Behind Modi, though, lies one of the grimmest times in recent Indian history, when marauding mobs of Hindus killed and burned their way through Muslim neighborhoods in Gujarat in 2001, leaving more than 1,100 people dead.
While he was never charged with a crime, his many critics say Modi did little to stop the three months of rioting. Some have accused him of encouraging the violence.
Since then, Modi has been a deeply divisive figure in Indian politics, a man revered by supporters as a defender of Hinduism and reviled by opponents as an ideologue who has taken advantage of his state's religious divide.

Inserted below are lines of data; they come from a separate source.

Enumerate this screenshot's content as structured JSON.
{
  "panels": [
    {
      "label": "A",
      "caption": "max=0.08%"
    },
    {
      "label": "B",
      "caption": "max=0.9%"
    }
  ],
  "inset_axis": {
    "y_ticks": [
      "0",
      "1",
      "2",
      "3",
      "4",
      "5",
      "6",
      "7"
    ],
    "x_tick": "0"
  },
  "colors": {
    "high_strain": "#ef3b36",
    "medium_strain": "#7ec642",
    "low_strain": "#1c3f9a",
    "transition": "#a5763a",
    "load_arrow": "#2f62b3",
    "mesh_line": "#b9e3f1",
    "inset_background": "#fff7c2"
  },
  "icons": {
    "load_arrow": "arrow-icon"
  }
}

While earlier campaigns highlighted his Hindu credentials, this year's avoided divisive issues. Gujarat has become a wealthy state over the past decade, a magnet for companies eager for business-friendly regulations. His campaign showcased his claims that he molded Gujarat's transformation, bringing industries, jobs, electricity and water in a country where power outages and joblessness are epidemic.
Certainly, Modi is the most powerful man in Gujarat. He runs nearly every major state ministry, and his face is omnipresent on posters. One TV station does little but broadcast adoring reports about him.
While Modi is a masterful politician – his latest campaign included high-tech holographic speeches that took his image to dozens of towns and villages at a time – it's unclear if he could become a national leader. His polarizing history would make it difficult for a Modi-led BJP to forge the alliances it would need.
"It's not going to be that easy for the BJP to settle on Modi" as a national leader, political analyst Zoya Hasan said on NDTV television. The party "desperately needs more alliances to create a government in 2014."
His political rivals, not surprisingly, insisted Thursday's victory did little to push him to national power, since the BJP did not dramatically increase its seats in the state parliament.
"This Gujarat election proves that it's not open skies for Narendra Modi," External Affairs Minister Salman Khurshid told reporters.
The Gujarat elections were held Dec. 13 and 17, though official counting did not occur until Thursday.